The Portico IDE study has found that 30-day safety and one-year effectiveness outcomes of a novel self-expanding transcatheter aortic valve implantation (TAVI) system for patients with severe aortic stenosis (AS) at high or extreme-risk for surgery was noninferior to contemporary FDA-approved TAVI systems available in the USA.
The findings were presented today at the 31st Transcatheter Cardiovascular Therapeutics scientific symposium (TCT 2019; 25–29 September, San Francisco, USA) by Gregory P Fontana (Los Robles Hospital & Medical Center, Thousand Oaks, California, USA).
PORTICO was a prospective, multicentre, controlled, open-label, noninferiority intention-to-treat evaluation of the safety and effectiveness of the Portico TAVI system (Abbott) compared with FDA-approved and commercially available TAVI systems. Between May 2014 and June 2019, 750 patients from 69 sites were randomised 1:1 to each group. Baseline characteristics were balanced for both groups; mean age was 83.3 years (±7.3 years), 52.7% were female, and the mean Society of Thoracic Surgeons (STS) score was 6.5%. Procedural success was comparable between groups (96.5% for Portico vs. 98.3% for commercially available TAVI).
The study met both the prespecified primary safety composite endpoint (all-cause mortality, disabling stroke, life threatening bleeding requiring blood transfusion, acute kidney injury requiring dialysis, or major vascular complications at 30 days, 13.8% vs 9.6%; p noninferiority=0.03) and the primary effectiveness composite endpoint (all-cause mortality or disabling stroke at one-year, 14.9% vs 13.4%, p noninferiority =0.006).
The study also included a separate cohort of 100 patients who underwent Portico valve implantation using the FlexNav Delivery System. The primary safety endpoint for the FlexNav cohort was the major vascular complication rate at 30 days. This cohort demonstrated no deaths or strokes, and low rates of major vascular complications (7%) and new permanent pacemaker implants (14.6%), as well as a safety profile comparable with the commercially available valve group in the randomised study (8% vs 9.6%).

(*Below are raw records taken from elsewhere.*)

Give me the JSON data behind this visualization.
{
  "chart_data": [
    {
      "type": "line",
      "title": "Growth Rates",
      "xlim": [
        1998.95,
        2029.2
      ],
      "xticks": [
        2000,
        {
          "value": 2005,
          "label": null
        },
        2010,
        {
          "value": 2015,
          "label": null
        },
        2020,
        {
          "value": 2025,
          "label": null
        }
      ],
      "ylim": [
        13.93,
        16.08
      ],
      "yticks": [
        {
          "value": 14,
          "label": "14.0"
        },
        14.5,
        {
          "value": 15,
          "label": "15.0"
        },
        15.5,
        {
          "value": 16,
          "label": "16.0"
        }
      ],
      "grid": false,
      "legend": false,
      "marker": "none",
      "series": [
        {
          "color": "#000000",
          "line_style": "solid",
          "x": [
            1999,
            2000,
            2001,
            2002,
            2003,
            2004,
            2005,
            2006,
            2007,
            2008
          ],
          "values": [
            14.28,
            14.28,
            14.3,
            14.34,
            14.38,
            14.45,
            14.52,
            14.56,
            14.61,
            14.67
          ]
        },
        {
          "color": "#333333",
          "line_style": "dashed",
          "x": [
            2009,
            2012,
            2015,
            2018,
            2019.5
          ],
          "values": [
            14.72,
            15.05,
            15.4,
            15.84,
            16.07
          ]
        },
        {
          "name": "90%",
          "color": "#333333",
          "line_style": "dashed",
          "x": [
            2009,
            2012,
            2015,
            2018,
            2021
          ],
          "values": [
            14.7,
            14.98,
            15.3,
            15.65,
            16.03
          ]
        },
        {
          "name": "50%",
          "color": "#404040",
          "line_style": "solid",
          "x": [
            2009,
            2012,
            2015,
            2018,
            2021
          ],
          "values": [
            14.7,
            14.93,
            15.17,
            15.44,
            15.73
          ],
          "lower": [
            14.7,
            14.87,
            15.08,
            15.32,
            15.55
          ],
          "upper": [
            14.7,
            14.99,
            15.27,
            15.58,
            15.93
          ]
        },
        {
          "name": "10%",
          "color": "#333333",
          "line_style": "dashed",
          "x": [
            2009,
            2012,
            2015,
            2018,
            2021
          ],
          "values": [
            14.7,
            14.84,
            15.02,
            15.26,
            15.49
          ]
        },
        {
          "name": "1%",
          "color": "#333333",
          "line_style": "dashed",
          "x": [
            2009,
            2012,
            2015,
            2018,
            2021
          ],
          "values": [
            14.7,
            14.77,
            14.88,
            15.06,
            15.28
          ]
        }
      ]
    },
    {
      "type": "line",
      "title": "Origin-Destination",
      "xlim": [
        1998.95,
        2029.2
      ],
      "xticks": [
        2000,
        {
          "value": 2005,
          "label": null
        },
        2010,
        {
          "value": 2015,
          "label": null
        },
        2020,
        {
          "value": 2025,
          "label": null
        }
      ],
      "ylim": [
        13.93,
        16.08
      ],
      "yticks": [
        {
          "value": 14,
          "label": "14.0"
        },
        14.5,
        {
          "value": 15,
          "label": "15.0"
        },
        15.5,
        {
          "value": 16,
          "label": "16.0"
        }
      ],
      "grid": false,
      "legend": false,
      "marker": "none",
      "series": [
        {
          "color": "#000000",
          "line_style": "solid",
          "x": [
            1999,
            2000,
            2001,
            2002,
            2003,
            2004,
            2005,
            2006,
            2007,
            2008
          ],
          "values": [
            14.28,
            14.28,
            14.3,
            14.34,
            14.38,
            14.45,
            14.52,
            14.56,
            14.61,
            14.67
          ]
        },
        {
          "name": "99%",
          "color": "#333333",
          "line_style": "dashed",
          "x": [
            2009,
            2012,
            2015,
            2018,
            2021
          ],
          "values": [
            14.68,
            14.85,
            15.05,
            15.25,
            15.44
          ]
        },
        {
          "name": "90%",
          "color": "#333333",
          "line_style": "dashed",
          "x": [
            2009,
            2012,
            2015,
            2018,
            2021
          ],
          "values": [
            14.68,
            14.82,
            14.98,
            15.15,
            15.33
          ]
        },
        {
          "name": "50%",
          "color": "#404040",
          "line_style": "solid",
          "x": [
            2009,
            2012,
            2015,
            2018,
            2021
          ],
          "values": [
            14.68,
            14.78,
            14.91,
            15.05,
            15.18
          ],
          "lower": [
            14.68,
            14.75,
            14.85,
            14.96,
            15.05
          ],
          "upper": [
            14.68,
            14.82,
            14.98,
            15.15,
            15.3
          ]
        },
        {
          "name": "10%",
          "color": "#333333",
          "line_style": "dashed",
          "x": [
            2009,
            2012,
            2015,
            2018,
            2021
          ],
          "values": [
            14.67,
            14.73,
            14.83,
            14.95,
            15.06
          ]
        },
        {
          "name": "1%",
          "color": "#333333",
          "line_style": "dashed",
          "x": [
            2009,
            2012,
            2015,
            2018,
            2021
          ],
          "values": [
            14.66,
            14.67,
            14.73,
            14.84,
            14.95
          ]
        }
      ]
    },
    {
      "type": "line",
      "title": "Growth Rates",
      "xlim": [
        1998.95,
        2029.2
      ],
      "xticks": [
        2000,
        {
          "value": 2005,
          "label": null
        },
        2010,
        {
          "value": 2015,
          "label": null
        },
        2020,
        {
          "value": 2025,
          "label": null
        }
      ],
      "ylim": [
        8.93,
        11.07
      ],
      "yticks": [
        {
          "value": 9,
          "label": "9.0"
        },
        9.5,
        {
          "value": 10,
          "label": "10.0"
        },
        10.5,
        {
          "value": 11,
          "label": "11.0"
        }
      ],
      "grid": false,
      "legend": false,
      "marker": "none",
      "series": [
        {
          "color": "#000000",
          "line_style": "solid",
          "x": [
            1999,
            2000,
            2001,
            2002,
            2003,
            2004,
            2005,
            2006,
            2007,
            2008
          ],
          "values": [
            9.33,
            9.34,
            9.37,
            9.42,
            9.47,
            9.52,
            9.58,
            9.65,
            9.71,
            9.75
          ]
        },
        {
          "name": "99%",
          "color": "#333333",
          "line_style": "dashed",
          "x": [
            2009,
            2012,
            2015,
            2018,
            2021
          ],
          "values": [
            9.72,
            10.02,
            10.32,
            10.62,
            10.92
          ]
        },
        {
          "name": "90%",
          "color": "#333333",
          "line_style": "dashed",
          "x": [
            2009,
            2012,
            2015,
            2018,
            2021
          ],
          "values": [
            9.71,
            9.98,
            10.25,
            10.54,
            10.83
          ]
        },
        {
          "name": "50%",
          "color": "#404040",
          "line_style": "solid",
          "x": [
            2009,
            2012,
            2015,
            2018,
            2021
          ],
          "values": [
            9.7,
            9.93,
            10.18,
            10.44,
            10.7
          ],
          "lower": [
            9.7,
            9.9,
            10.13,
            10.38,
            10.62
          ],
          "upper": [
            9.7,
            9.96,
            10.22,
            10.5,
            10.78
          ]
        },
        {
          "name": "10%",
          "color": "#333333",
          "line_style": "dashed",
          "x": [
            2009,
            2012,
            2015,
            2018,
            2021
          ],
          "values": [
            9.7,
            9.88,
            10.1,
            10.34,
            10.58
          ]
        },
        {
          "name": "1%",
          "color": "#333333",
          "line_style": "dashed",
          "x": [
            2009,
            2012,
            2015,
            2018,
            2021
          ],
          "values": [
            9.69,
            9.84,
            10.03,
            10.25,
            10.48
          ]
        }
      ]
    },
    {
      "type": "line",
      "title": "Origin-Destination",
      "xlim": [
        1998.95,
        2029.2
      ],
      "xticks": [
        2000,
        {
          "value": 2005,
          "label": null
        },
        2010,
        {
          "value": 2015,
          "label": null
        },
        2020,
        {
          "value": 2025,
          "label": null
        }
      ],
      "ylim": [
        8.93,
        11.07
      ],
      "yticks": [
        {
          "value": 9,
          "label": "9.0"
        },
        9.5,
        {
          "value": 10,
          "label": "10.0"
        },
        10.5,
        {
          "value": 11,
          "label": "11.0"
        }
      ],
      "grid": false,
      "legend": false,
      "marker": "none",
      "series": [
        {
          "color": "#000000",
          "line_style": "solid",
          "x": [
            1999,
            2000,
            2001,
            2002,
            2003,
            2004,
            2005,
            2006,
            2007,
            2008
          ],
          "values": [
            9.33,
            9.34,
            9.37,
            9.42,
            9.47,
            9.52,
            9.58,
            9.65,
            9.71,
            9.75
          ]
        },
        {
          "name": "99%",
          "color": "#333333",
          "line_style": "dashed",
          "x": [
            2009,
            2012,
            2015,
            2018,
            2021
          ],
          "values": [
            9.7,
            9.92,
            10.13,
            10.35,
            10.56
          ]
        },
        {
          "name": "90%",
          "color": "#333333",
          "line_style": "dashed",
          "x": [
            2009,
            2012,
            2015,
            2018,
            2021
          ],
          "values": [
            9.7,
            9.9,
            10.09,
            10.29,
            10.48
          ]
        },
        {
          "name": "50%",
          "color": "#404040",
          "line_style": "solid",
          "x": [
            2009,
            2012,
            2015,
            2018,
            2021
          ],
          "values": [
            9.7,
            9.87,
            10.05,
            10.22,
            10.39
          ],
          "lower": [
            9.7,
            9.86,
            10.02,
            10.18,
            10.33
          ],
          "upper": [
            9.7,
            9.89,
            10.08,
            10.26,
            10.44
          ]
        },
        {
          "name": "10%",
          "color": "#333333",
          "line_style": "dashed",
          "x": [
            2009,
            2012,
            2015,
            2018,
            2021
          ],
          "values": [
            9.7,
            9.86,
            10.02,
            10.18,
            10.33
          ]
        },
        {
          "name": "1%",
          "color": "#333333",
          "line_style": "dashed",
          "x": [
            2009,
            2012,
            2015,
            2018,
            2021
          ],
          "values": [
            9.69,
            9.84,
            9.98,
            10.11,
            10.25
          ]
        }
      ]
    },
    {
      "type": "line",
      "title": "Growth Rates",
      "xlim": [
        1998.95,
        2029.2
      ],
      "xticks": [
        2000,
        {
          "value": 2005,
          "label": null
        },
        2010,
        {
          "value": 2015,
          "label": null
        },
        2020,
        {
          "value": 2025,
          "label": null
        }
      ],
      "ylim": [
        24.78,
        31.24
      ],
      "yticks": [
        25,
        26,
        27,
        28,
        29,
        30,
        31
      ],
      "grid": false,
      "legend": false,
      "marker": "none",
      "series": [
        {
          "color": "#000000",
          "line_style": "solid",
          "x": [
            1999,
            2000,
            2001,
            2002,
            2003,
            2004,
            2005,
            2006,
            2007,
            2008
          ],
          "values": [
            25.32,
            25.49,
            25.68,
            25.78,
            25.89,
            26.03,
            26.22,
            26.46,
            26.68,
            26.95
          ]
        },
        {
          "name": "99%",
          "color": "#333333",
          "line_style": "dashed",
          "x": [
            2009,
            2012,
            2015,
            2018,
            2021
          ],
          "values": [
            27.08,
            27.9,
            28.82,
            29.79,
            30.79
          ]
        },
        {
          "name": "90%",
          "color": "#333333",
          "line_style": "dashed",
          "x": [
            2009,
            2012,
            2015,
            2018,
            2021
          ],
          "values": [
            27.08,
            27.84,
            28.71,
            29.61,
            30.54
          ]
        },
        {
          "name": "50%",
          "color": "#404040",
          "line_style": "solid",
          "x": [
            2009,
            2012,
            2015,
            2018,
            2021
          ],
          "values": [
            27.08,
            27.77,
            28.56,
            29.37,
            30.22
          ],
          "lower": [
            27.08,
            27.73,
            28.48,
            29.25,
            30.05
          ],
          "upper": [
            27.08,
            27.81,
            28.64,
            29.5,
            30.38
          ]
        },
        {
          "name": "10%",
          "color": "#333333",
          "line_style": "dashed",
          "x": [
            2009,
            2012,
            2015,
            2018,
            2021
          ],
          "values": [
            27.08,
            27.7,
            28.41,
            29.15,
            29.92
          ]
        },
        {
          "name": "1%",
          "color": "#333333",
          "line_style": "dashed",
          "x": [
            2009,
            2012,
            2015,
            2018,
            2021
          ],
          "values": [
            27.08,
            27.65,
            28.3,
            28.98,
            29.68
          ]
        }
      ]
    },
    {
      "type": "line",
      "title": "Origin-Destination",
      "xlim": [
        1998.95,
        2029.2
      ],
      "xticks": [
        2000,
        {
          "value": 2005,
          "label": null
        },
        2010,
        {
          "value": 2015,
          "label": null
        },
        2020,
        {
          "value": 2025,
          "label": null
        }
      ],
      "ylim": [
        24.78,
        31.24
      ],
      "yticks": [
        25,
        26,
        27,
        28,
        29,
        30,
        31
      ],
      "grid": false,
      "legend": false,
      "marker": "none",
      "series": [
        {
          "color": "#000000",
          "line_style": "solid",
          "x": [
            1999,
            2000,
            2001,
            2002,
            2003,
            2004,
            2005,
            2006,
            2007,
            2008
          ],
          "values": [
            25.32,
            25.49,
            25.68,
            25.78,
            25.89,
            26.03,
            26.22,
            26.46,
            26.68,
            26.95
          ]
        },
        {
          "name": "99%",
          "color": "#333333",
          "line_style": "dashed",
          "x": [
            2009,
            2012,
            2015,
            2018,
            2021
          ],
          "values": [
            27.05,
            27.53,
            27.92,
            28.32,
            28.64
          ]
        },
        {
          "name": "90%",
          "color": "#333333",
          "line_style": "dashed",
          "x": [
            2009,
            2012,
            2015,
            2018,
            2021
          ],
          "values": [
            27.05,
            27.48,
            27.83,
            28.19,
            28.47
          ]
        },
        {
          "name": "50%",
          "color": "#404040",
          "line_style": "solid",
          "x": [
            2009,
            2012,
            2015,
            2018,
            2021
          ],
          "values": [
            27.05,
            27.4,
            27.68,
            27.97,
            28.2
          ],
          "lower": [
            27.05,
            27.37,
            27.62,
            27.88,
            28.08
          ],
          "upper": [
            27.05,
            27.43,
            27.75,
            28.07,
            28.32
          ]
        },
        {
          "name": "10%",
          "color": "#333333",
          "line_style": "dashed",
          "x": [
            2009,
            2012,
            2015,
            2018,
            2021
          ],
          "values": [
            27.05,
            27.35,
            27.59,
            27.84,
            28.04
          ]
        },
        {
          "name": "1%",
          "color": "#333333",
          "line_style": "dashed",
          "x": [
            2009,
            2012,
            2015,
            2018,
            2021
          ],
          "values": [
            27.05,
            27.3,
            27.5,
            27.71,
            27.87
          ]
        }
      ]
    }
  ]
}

Major vascular complications occurred with greater frequency in Portico valve group, driving the difference in the safety profile, with an improvement in the safety and effectiveness in the Portico valve group in the second half of the trial. The Portico valve was associated with improved haemodynamics (larger valve areas and smaller gradients) and a higher rate of moderate paravalvular leak compared to commercial valves.
Fontana outlined “some quite notable” limitations of the study: “The actual performance of both groups was better than the assumed rates, due in part to an overall improvement in TAVI technology, operator experience, and better patient selection.” In addition, over the enrolment period of three and a half years, multiple valve types and design iterations were introduced in the commercial valve group “resulting in a heterogenous control group”, and the implant experience with the Portico valve was disproportionate to that with commercial valves, with a median of five implants per site, and only six sites with >20 implants “suggesting that most sites may not have moved past the learning curve with the device”. He added, that despite the impressive results with the FlexNav Delivery System, the cohort consisted of a relatively small, non-randomised group.
Fontana said that the findings suggest the Portico valve may provide an additional transcatheter heart valve type to treat high and extreme risk patients with severe aortic stensosis, and revealed that the next-generation valve with design modifications to reduce paravalvular leak is currently being tested in clinical trials.